One thing that does seem not only possible, but also safe, is intimate gatherings in backyards and at camps. As the summer progresses, these things may become more and more commonplace — not to mention the fact that people have already adopted things like long walks and bike rides into their regular schedules.
“The other day I saw a bunch of kids I’d never seen before going by on their bikes, and I thought, ‘How great is it that people are finding new ways to spend their time,” said Schmesser. “People are getting into gardening. They’re trying new hobbies. They’re adapting to the way things are now.”
If everything goes as planned and the restrictions on larger gatherings are lifted in July, there’s a chance that folks can still have the family reunions and weddings they’ve been planning for later on in the summer. Maybe not a 200-person blowout, but did you really need to invite your third cousin and her husband and four kids from Arkansas?
Still, it remains to be seen what will be salvageable and what won’t be. There are lots of factors at play — from numbers of new infections and deaths at both the state and national level, to how well everyone continues to follow rules about masks, hand washing and general responsible behavior.
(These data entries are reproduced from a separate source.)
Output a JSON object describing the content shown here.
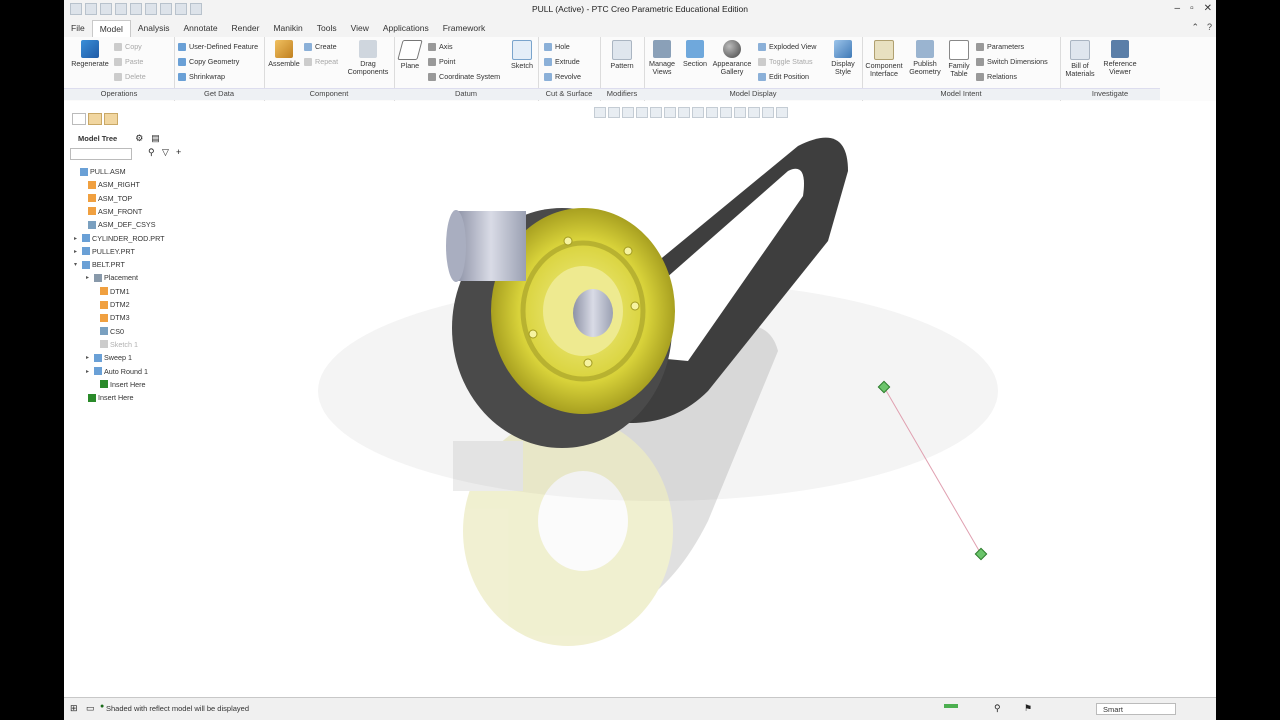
{
  "window": {
    "title": "PULL (Active) - PTC Creo Parametric Educational Edition"
  },
  "tabs": [
    "File",
    "Model",
    "Analysis",
    "Annotate",
    "Render",
    "Manikin",
    "Tools",
    "View",
    "Applications",
    "Framework"
  ],
  "active_tab": "Model",
  "ribbon": {
    "operations": {
      "label": "Operations",
      "regenerate": "Regenerate",
      "copy": "Copy",
      "paste": "Paste",
      "delete": "Delete"
    },
    "get_data": {
      "label": "Get Data",
      "udf": "User-Defined Feature",
      "copy_geometry": "Copy Geometry",
      "shrinkwrap": "Shrinkwrap"
    },
    "component": {
      "label": "Component",
      "assemble": "Assemble",
      "create": "Create",
      "repeat": "Repeat",
      "drag": "Drag Components"
    },
    "datum": {
      "label": "Datum",
      "plane": "Plane",
      "axis": "Axis",
      "point": "Point",
      "coordinate_system": "Coordinate System",
      "sketch": "Sketch"
    },
    "cut_surface": {
      "label": "Cut & Surface",
      "hole": "Hole",
      "extrude": "Extrude",
      "revolve": "Revolve"
    },
    "modifiers": {
      "label": "Modifiers",
      "pattern": "Pattern"
    },
    "model_display": {
      "label": "Model Display",
      "manage_views": "Manage Views",
      "section": "Section",
      "appearance_gallery": "Appearance Gallery",
      "exploded_view": "Exploded View",
      "toggle_status": "Toggle Status",
      "edit_position": "Edit Position",
      "display_style": "Display Style"
    },
    "model_intent": {
      "label": "Model Intent",
      "component_interface": "Component Interface",
      "publish_geometry": "Publish Geometry",
      "family_table": "Family Table",
      "parameters": "Parameters",
      "switch_dimensions": "Switch Dimensions",
      "relations": "Relations"
    },
    "investigate": {
      "label": "Investigate",
      "bill_of_materials": "Bill of Materials",
      "reference_viewer": "Reference Viewer"
    }
  },
  "model_tree": {
    "header": "Model Tree",
    "items": [
      {
        "label": "PULL.ASM",
        "muted": false
      },
      {
        "label": "ASM_RIGHT",
        "muted": false
      },
      {
        "label": "ASM_TOP",
        "muted": false
      },
      {
        "label": "ASM_FRONT",
        "muted": false
      },
      {
        "label": "ASM_DEF_CSYS",
        "muted": false
      },
      {
        "label": "CYLINDER_ROD.PRT",
        "muted": false
      },
      {
        "label": "PULLEY.PRT",
        "muted": false
      },
      {
        "label": "BELT.PRT",
        "muted": false
      },
      {
        "label": "Placement",
        "muted": false
      },
      {
        "label": "DTM1",
        "muted": false
      },
      {
        "label": "DTM2",
        "muted": false
      },
      {
        "label": "DTM3",
        "muted": false
      },
      {
        "label": "CS0",
        "muted": false
      },
      {
        "label": "Sketch 1",
        "muted": true
      },
      {
        "label": "Sweep 1",
        "muted": false
      },
      {
        "label": "Auto Round 1",
        "muted": false
      },
      {
        "label": "Insert Here",
        "muted": false
      },
      {
        "label": "Insert Here",
        "muted": false
      }
    ]
  },
  "status": {
    "message": "Shaded with reflect model will be displayed",
    "filter_value": "Smart"
  },
  "colors": {
    "belt": "#4a4a4a",
    "pulley": "#d8d23a",
    "accent": "#1f5aa6"
  }
}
And if you find yourself feeling increasingly lost when it comes to measuring the passage of time without those seasonal yard posts to guide you, try turning to nature. The cycles of growth have nothing to do with when festival A or concert B are traditionally scheduled. The sun rises and sets, regardless of what date the calendar says. The tides go in and out, whether we’re viewing it from the outdoor deck of a popular restaurant, jammed with other people, or from a quiet corner of the coast — just you, and a couple of people you love, enjoying all the things we’re lucky enough to have right in our backyard.